On the face of it, this seems like a duplicate of this other Q&A, but in practical terms it is not.
I have a schema where I have an object that contains approximately a dozen different properties, but any given use of that object is only permitted to have exactly one of the properties. I have tried using a "oneOf" sequence of "required" definitions like:
...
"myObject": {
"type": "object",
"oneOf": [
{
"required": [
"a"
]
},
{
"required": [
"b"
]
},
{
"required": [
"c"
]
},
...
],
"properties": {
"a": {...},
"b": {...},
"c": {...},
...
}
}
...
However, when this schema is applied, using either IntelliJ IDEA and VSCode, I can still define a "myObject" that contains multiple properties, such as:
"myObject": {
"a": ...,
"b": ...
}
How can I define the schema to allow just one of these properties?

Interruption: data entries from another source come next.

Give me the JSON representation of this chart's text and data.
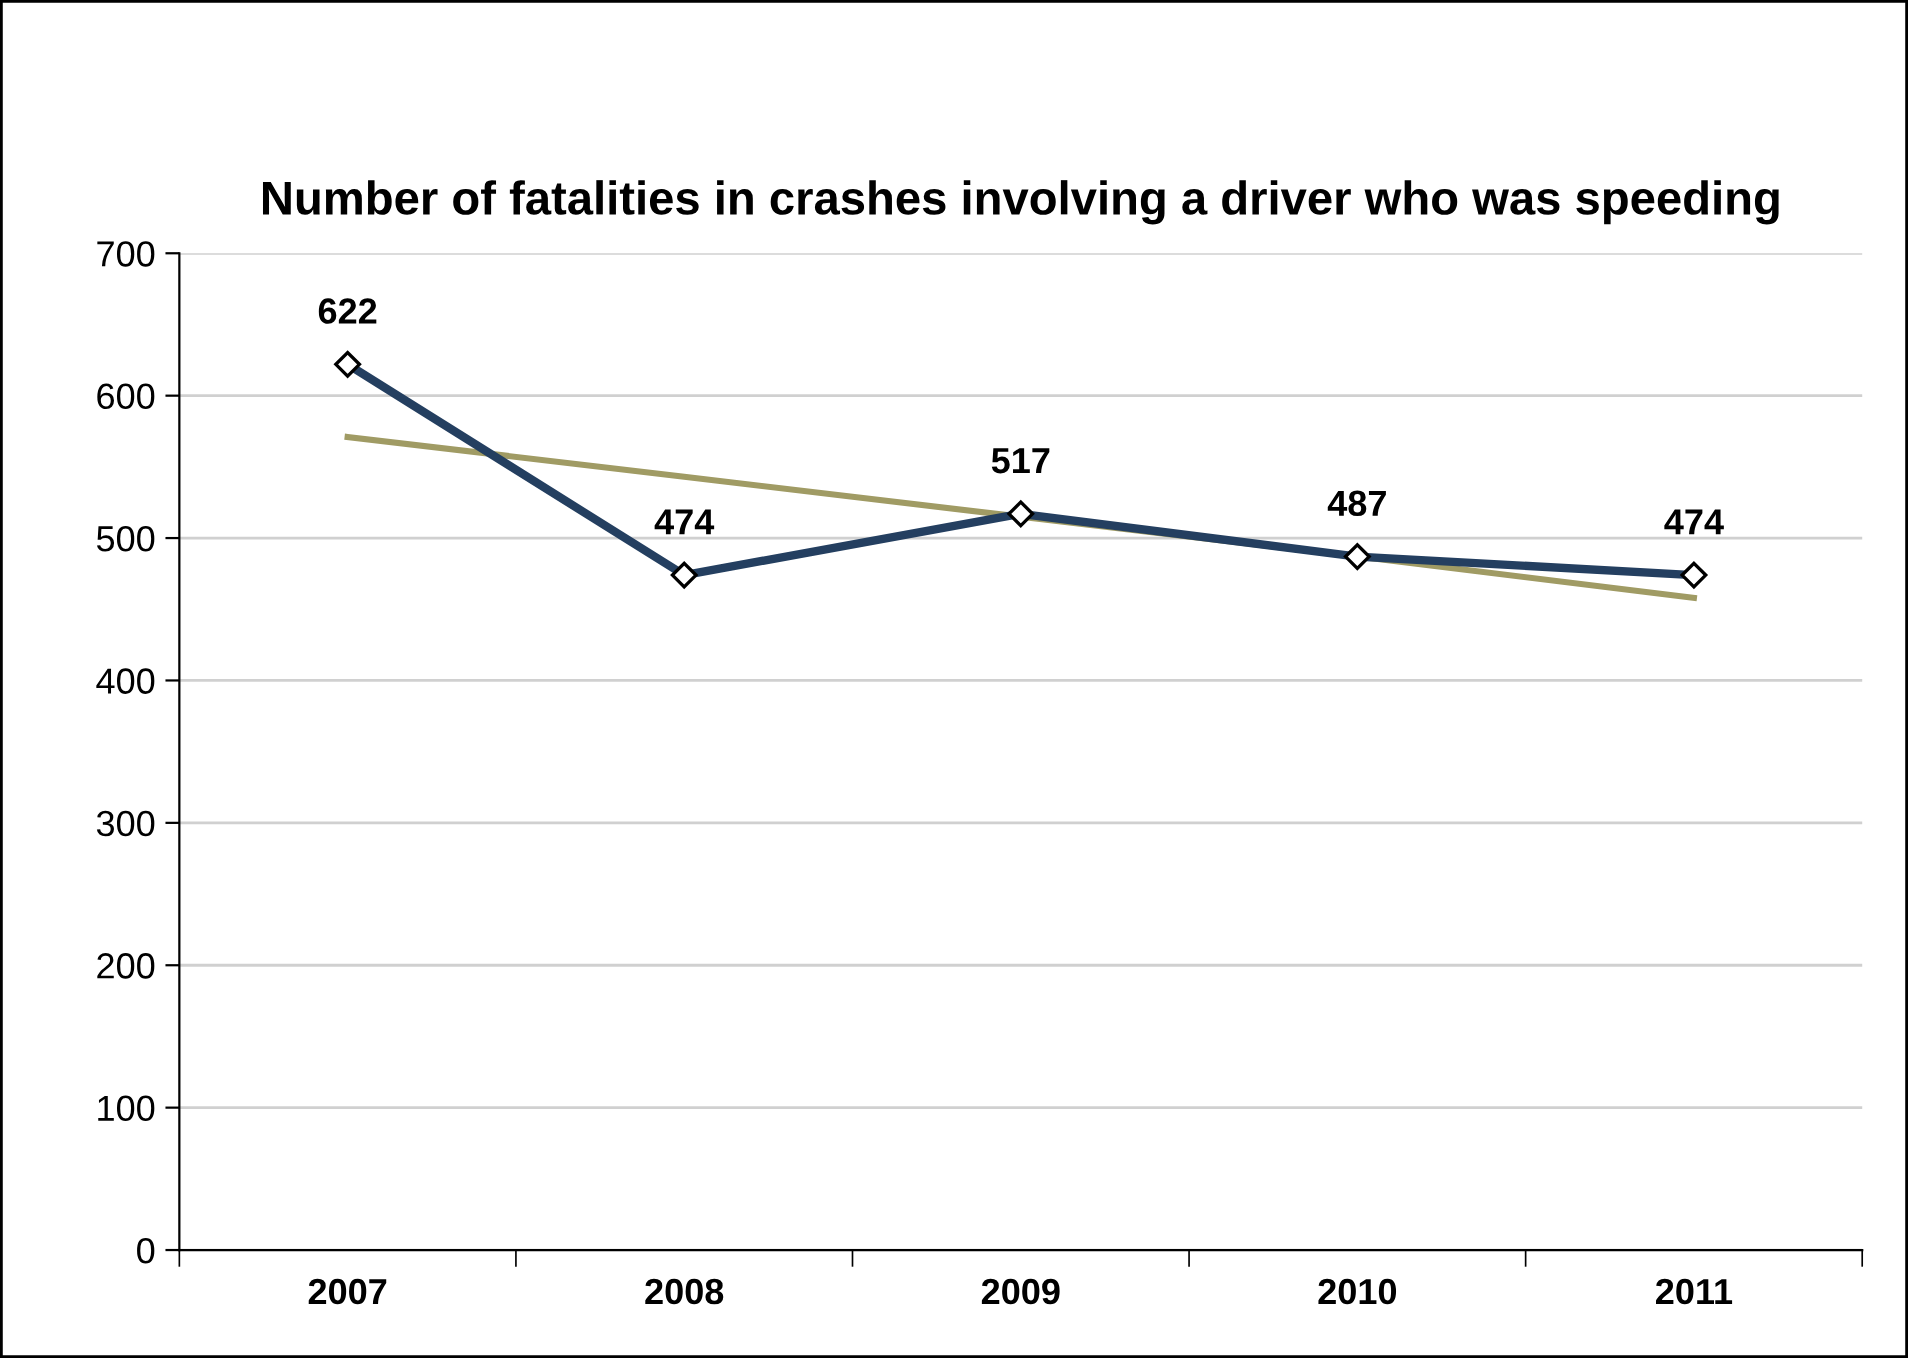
{
  "chart_data": {
    "type": "line",
    "title": "Number of fatalities in crashes involving a driver who was speeding",
    "categories": [
      "2007",
      "2008",
      "2009",
      "2010",
      "2011"
    ],
    "series": [
      {
        "color": "#243f60",
        "values": [
          622,
          474,
          517,
          487,
          474
        ],
        "value_labels": [
          "622",
          "474",
          "517",
          "487",
          "474"
        ],
        "marker": "diamond"
      },
      {
        "color": "#a09b64",
        "values": [
          571,
          543,
          515,
          487,
          458
        ],
        "marker": "none"
      }
    ],
    "ylim": [
      0,
      700
    ],
    "yticks": [
      0,
      100,
      200,
      300,
      400,
      500,
      600,
      700
    ],
    "grid": "y",
    "legend": false
  }
}
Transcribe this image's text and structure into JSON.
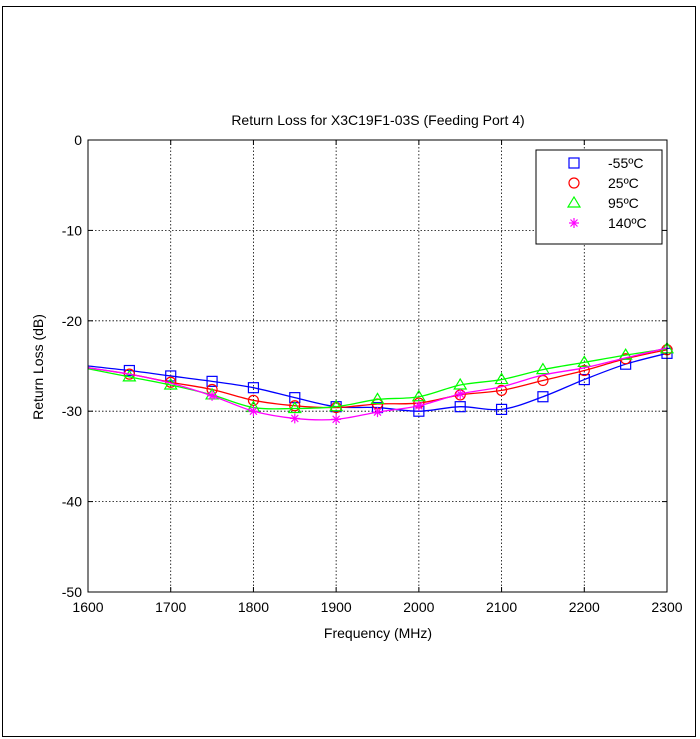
{
  "chart_data": {
    "type": "line",
    "title": "Return Loss for X3C19F1-03S (Feeding Port 4)",
    "xlabel": "Frequency (MHz)",
    "ylabel": "Return Loss (dB)",
    "xlim": [
      1600,
      2300
    ],
    "ylim": [
      -50,
      0
    ],
    "xticks": [
      1600,
      1700,
      1800,
      1900,
      2000,
      2100,
      2200,
      2300
    ],
    "yticks": [
      0,
      -10,
      -20,
      -30,
      -40,
      -50
    ],
    "grid": true,
    "legend_position": "top-right",
    "series": [
      {
        "name": "-55ºC",
        "marker": "square",
        "color": "#0000ff",
        "x": [
          1600,
          1650,
          1700,
          1750,
          1800,
          1850,
          1900,
          1950,
          2000,
          2050,
          2100,
          2150,
          2200,
          2250,
          2300
        ],
        "y": [
          -25.0,
          -25.5,
          -26.1,
          -26.7,
          -27.4,
          -28.5,
          -29.5,
          -29.6,
          -30.0,
          -29.5,
          -29.8,
          -28.4,
          -26.5,
          -24.8,
          -23.6
        ],
        "markers": [
          1650,
          1700,
          1750,
          1800,
          1850,
          1900,
          1950,
          2000,
          2050,
          2100,
          2150,
          2200,
          2250,
          2300
        ]
      },
      {
        "name": "25ºC",
        "marker": "circle",
        "color": "#ff0000",
        "x": [
          1600,
          1650,
          1700,
          1750,
          1800,
          1850,
          1900,
          1950,
          2000,
          2050,
          2100,
          2150,
          2200,
          2250,
          2300
        ],
        "y": [
          -25.2,
          -25.9,
          -26.8,
          -27.6,
          -28.8,
          -29.4,
          -29.6,
          -29.2,
          -29.1,
          -28.2,
          -27.7,
          -26.6,
          -25.5,
          -24.2,
          -23.2
        ],
        "markers": [
          1650,
          1700,
          1750,
          1800,
          1850,
          1900,
          1950,
          2000,
          2050,
          2100,
          2150,
          2200,
          2250,
          2300
        ]
      },
      {
        "name": "95ºC",
        "marker": "triangle",
        "color": "#00ff00",
        "x": [
          1600,
          1650,
          1700,
          1750,
          1800,
          1850,
          1900,
          1950,
          2000,
          2050,
          2100,
          2150,
          2200,
          2250,
          2300
        ],
        "y": [
          -25.3,
          -26.2,
          -27.1,
          -28.2,
          -29.6,
          -29.7,
          -29.5,
          -28.7,
          -28.4,
          -27.1,
          -26.5,
          -25.4,
          -24.6,
          -23.8,
          -23.1
        ],
        "markers": [
          1650,
          1700,
          1750,
          1800,
          1850,
          1900,
          1950,
          2000,
          2050,
          2100,
          2150,
          2200,
          2250,
          2300
        ]
      },
      {
        "name": "140ºC",
        "marker": "asterisk",
        "color": "#ff00ff",
        "x": [
          1600,
          1650,
          1700,
          1750,
          1800,
          1850,
          1900,
          1950,
          2000,
          2050,
          2100,
          2150,
          2200,
          2250,
          2300
        ],
        "y": [
          -25.2,
          -25.9,
          -26.9,
          -28.3,
          -30.0,
          -30.8,
          -30.9,
          -30.1,
          -29.4,
          -28.1,
          -27.3,
          -26.0,
          -25.2,
          -24.1,
          -23.0
        ],
        "markers": [
          1750,
          1800,
          1850,
          1900,
          1950,
          2000,
          2050
        ]
      }
    ]
  }
}
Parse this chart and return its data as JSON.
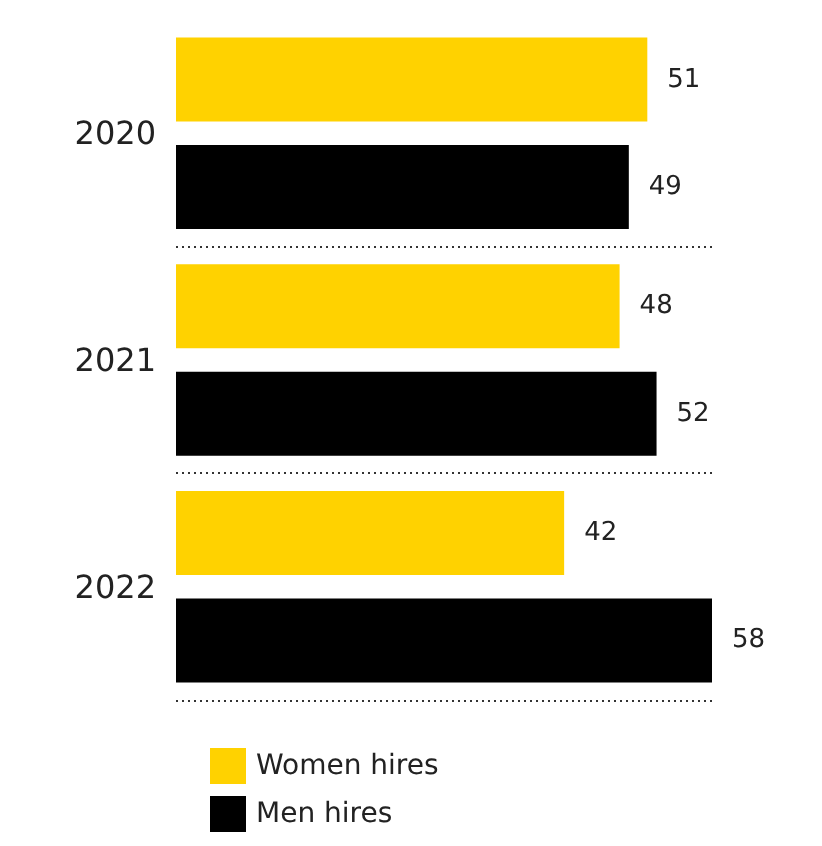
{
  "chart_data": {
    "type": "bar",
    "orientation": "horizontal",
    "categories": [
      "2020",
      "2021",
      "2022"
    ],
    "series": [
      {
        "name": "Women hires",
        "color": "#ffd200",
        "values": [
          51,
          48,
          42
        ]
      },
      {
        "name": "Men hires",
        "color": "#000000",
        "values": [
          49,
          52,
          58
        ]
      }
    ],
    "data_labels": true,
    "tick_labels": "y",
    "grid": "y",
    "legend": "bottom left"
  }
}
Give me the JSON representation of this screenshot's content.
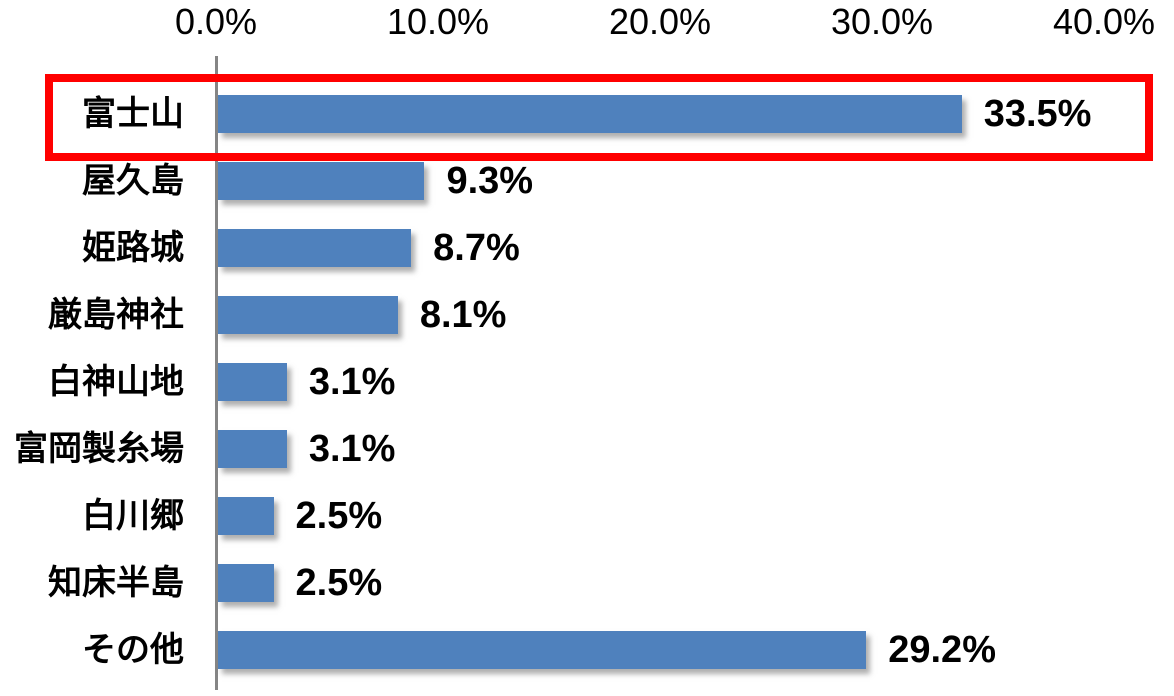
{
  "chart_data": {
    "type": "bar",
    "orientation": "horizontal",
    "title": "",
    "categories": [
      "富士山",
      "屋久島",
      "姫路城",
      "厳島神社",
      "白神山地",
      "富岡製糸場",
      "白川郷",
      "知床半島",
      "その他"
    ],
    "values": [
      33.5,
      9.3,
      8.7,
      8.1,
      3.1,
      3.1,
      2.5,
      2.5,
      29.2
    ],
    "value_labels": [
      "33.5%",
      "9.3%",
      "8.7%",
      "8.1%",
      "3.1%",
      "3.1%",
      "2.5%",
      "2.5%",
      "29.2%"
    ],
    "x_axis": {
      "position": "top",
      "min": 0,
      "max": 40,
      "ticks": [
        0,
        10,
        20,
        30,
        40
      ],
      "tick_labels": [
        "0.0%",
        "10.0%",
        "20.0%",
        "30.0%",
        "40.0%"
      ]
    },
    "highlighted_category": "富士山",
    "highlight_index": 0,
    "legend": "none",
    "grid": "off",
    "colors": {
      "bar": "#4F81BD",
      "highlight_box": "#FF0000",
      "axis_line": "#858585",
      "text": "#000000"
    }
  }
}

In addition, I have an extended version of this structure like:
...
"myExtendedObject": {
"type": "object",
"required": [
"op",
"val"
],
"allOf": [
{
"$ref": "#/definitions/myObject"
},
{
"properties": {
"op": {...},
"val": {...}
}
}
]
}
...
In this scenario I want the schema to require exactly one of the first dozen properties "a", "b", "c", or ..., plus "op" and "val". Again, how to achieve this?
In general terms to solve this "one and only one of these properties" validation rule, do I need to do something as verbose and horrid as:
"myObject": {
"type": "object",
"oneOf": [
{
"required": [
"a"
],
"not": {
"required": [
"b",
"c",
...
]
}
},
{
"required": [
"b"
],
"not": {
"required": [
"a",
"c",
...
]
}
},
{
"required": [
"c"
],
"not": {
"required": [
"a",
"b",
...
]
}
},
...
I would very much like to avoid this latter since it is a huge amount of additional repetition with subtle variation.
PS: Yes, I am aware there are many newer schema versions but I'm stuck on draft 7 since that's what the schema aware editors I have available can understand.
UPDATE:
I am already using
"additionalProperties": false
in my schema and note that this includes lots of hoop jumping in order to support the extension scenarios that use anallOf[{"$ref": "#/definitions/myObject"},{...}]
approach. I omitted this to reduce the size of the examples I provided.I have already tried
maxProperties
(which has to be done in a way that is compatible with the need to support extension), and while this helps flag error cases the actual error doesn't actually tell you what you shouldn't have put in the JSON, just that there are too many properties.
UPDATE 2:
After a nudge by @JasonDesrosiers, where he indirectly pointed out that De Morgan's law applies here (i.e. not(A AND B AND ...)
== not(A) OR not(B) OR ...
) I tried a slightly different, even more verbose, approach of:
"myObject": {
"type": "object",
"oneOf": [
{
"required": [
"a"
],
"not": {
"anyOf": [
{"required": ["b"]},
{"required": ["c"]},
...
]
}
},
...
While this resolved the validation, the feedback to the user isn't great (and actually can be a bit confusing) this didn't impact the editor auto-completion behaviour in the way I hoped (or, indeed, at all).